If your application currently runs as a single container per pod, there is no reason to support a list of containers in values.yaml. Doing so doesn’t make the chart “future-proof”; it just adds noise and opens the door to unsupported configurations.

The same goes for volumes. If the application does not use volumes today, the chart should not expose volume configuration options. Adding them preemptively increases complexity without providing real value.

If, in the future, the product genuinely requires an additional container or persistent storage, that is a meaningful change in how the application runs. It should be introduced deliberately, along with a new chart version that reflects this new reality.
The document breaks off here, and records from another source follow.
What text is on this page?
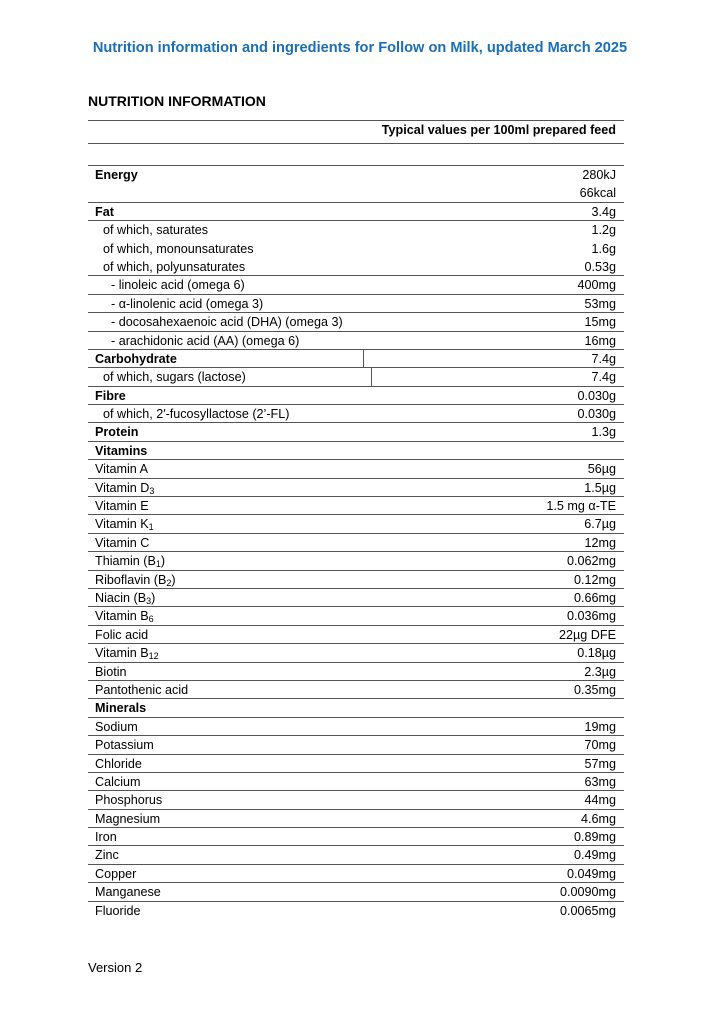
Nutrition information and ingredients for Follow on Milk, updated March 2025
NUTRITION INFORMATION
Typical values per 100ml prepared feed
Energy	280kJ
66kcal
Fat	3.4g
of which, saturates	1.2g
of which, monounsaturates	1.6g
of which, polyunsaturates	0.53g
- linoleic acid (omega 6)	400mg
- α-linolenic acid (omega 3)	53mg
- docosahexaenoic acid (DHA) (omega 3)	15mg
- arachidonic acid (AA) (omega 6)	16mg
Carbohydrate	7.4g
of which, sugars (lactose)	7.4g
Fibre	0.030g
of which, 2′-fucosyllactose (2’-FL)	0.030g
Protein	1.3g
Vitamins
Vitamin A	56µg
Vitamin $D_3$	1.5µg
Vitamin E	1.5 mg α-TE
Vitamin $K_1$	6.7µg
Vitamin C	12mg
Thiamin $(B_1)$	0.062mg
Riboflavin $(B_2)$	0.12mg
Niacin $(B_3)$	0.66mg
Vitamin $B_6$	0.036mg
Folic acid	22µg DFE
Vitamin $B_{12}$	0.18µg
Biotin	2.3µg
Pantothenic acid	0.35mg
Minerals
Sodium	19mg
Potassium	70mg
Chloride	57mg
Calcium	63mg
Phosphorus	44mg
Magnesium	4.6mg
Iron	0.89mg
Zinc	0.49mg
Copper	0.049mg
Manganese	0.0090mg
Fluoride	0.0065mg
Version 2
A Simple Rule for Terraform and Helm Design Decisions

The rule I use is simple.

If a change would make you say, “This is no longer the same product”, it should be hardcoded and introduced via a new version.

If a change reflects a difference between environments, it should be parameterized.

This shifts the goal from maximizing reuse to preserving intent.

Why This Scales Better: Clarity, Safety, and Easier Reviews

This way of thinking creates clear boundaries. Modules and charts become easier to review, easier to operate, and harder to misuse. Versioning stops being something to avoid and becomes a natural part of how infrastructure evolves.

Most importantly, infrastructure starts telling a story. It becomes clear what is fixed by design and what is expected to vary.

The goal of Terraform modules and Helm charts is not unlimited flexibility. It is clarity, safety, and intentional change.

Stop asking what might be reused one day.
Start asking what defines your product today.

Once you make that shift, the balance between hardcoding and parameterization becomes much easier to find — and much easier to maintain over time.